Ebû Hüreyre (r.a)’den rivayet edildiğine göre Rasûlullâh Efendimiz (s.a.v) şöyle buyurmuşlardır:
“(Vaktiyle) bir kimse yolda yürürken, yolu üstünde bir diken dalı gördü. Onu alıp yolun kenarına attı. Allah Teâla onun bu amelini kabul buyurdu ve onun günâhlarını mağfiret etti.”
Sonra Rasûlullah Efendimiz (s.a.v) şöyle buyurdular:
“Şehîdler beştir: Tâûndan (vebâdan) ölen, karın (yani iç) hastalığından ölen, suda boğulan, yıkıntı altında kalıp ölen, bir de Allah yolunda şehîd olan.”

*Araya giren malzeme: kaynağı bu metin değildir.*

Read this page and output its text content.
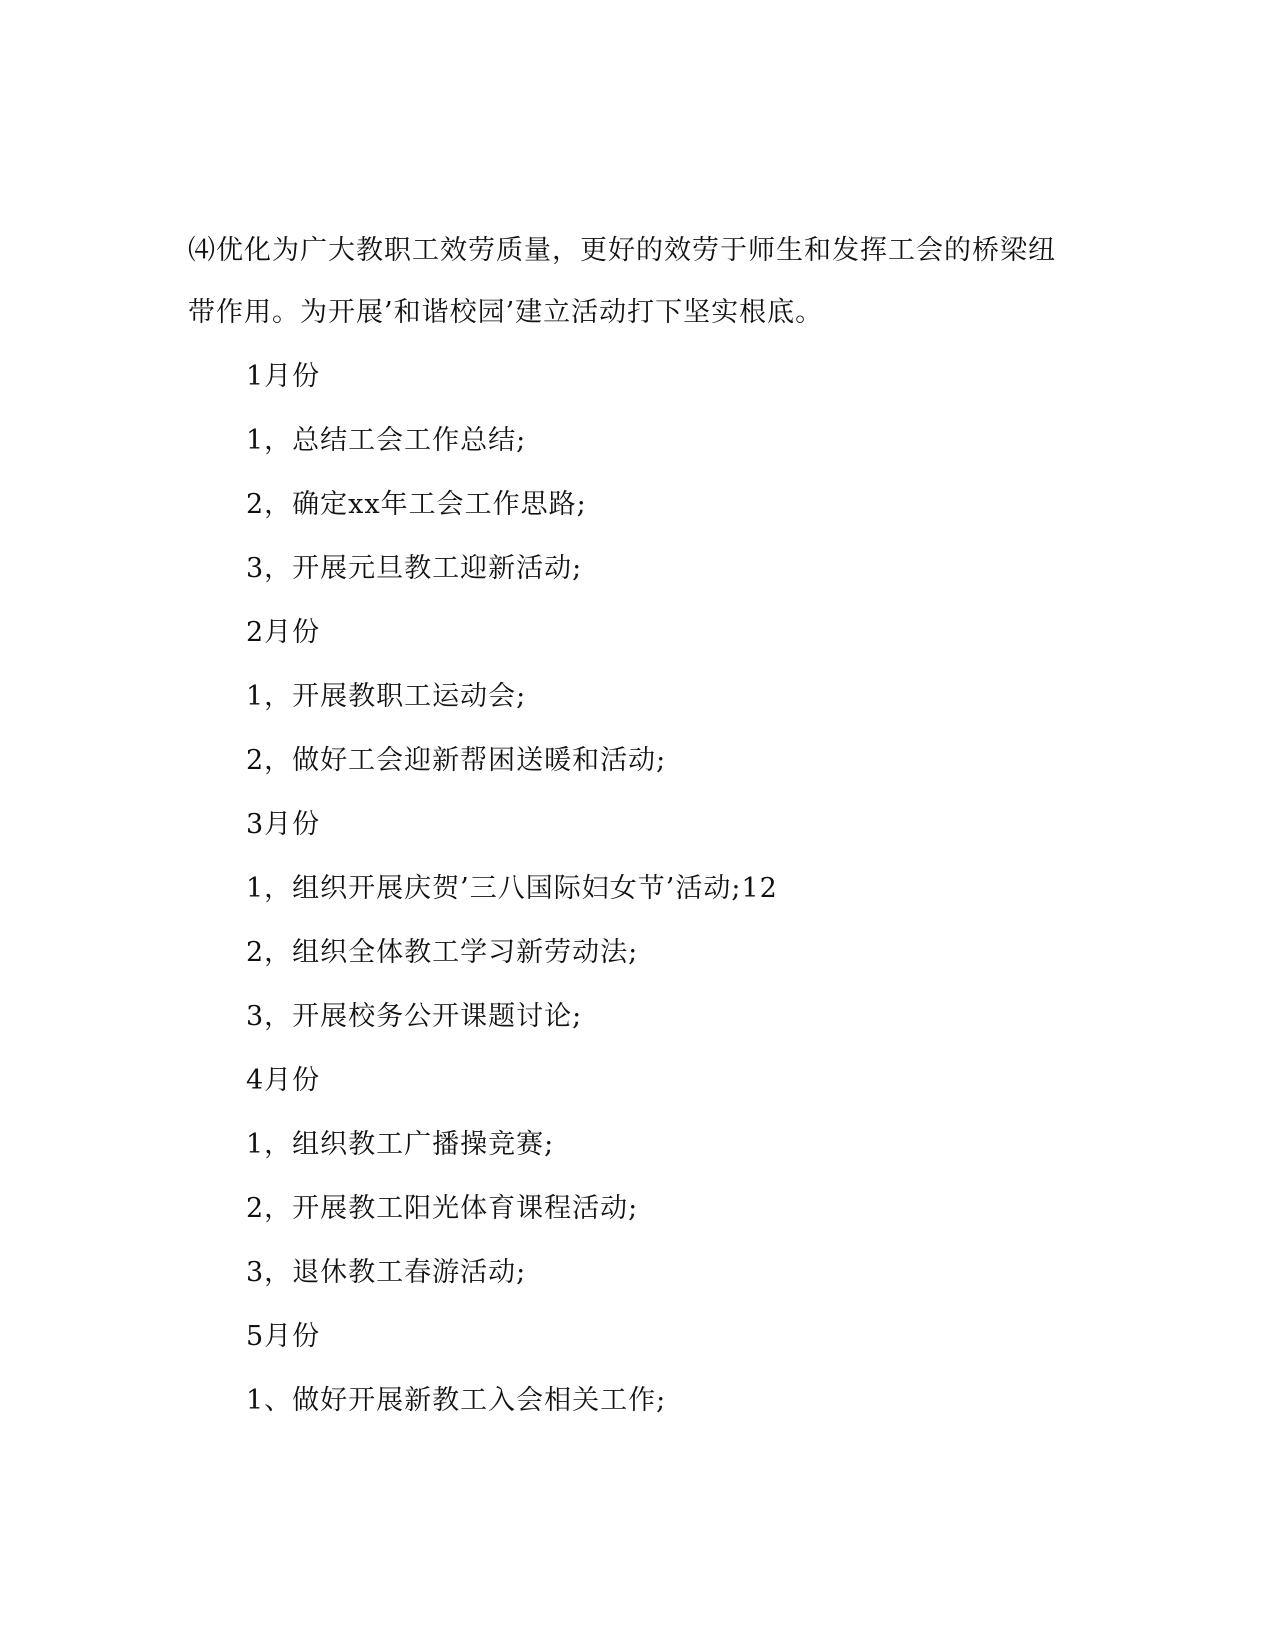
⑷优化为广大教职工效劳质量，更好的效劳于师生和发挥工会的桥梁纽带作用。为开展’和谐校园’建立活动打下坚实根底。

1月份
1，总结工会工作总结;
2，确定xx年工会工作思路;
3，开展元旦教工迎新活动;
2月份
1，开展教职工运动会;
2，做好工会迎新帮困送暖和活动;
3月份
1，组织开展庆贺’三八国际妇女节’活动;12
2，组织全体教工学习新劳动法;
3，开展校务公开课题讨论;
4月份
1，组织教工广播操竞赛;
2，开展教工阳光体育课程活动;
3，退休教工春游活动;
5月份
1、做好开展新教工入会相关工作;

Yine Rasûlullah Efendimiz (s.a.v) şöyle buyurdular:
“İnsanlar ezan okumakta ve birinci safta olan (hayır ve bereketleri) bilseler de (onları elde etmek için) kur’a çekmekten başka çare bulamasalardı, muhakkak kur’a çekerlerdi. Onlar namazı ilk vaktinde kılmaktaki fazileti bilselerdi, muhakkak ona koşarlardı. Yatsı ile Sabah namazlarında olan sevabı bilselerdi, emekleye emekleye de olsa bu namazlara gelirlerdi.” (Buhârî, Ezân, 32)
Şerh:
Hadîs-i şerîfin baş tarafında, yolculara zahmet verecek şeyi yoldan kaldırıp atmanın fazileti haber veriliyor. Memleket halkının rahat yolculuk yapabilmesi için umûmî yollar yapmak ve bunları güzelce muhafaza etmek de elbette bu fazîletin en yükseklerinden sayılmalıdır.
Bir diken dalını kenara atmak kadar kolay bir amel-i sâlih, Hak Teâlâ Hazretleri’nin kabulüne mazhar olur ve günahları affettirirse, daha büyük amel-i sâlihlere Cenâb-ı Hakk’ın ne büyük mükâfatlar ihsân edeceğini tasavvur edelim!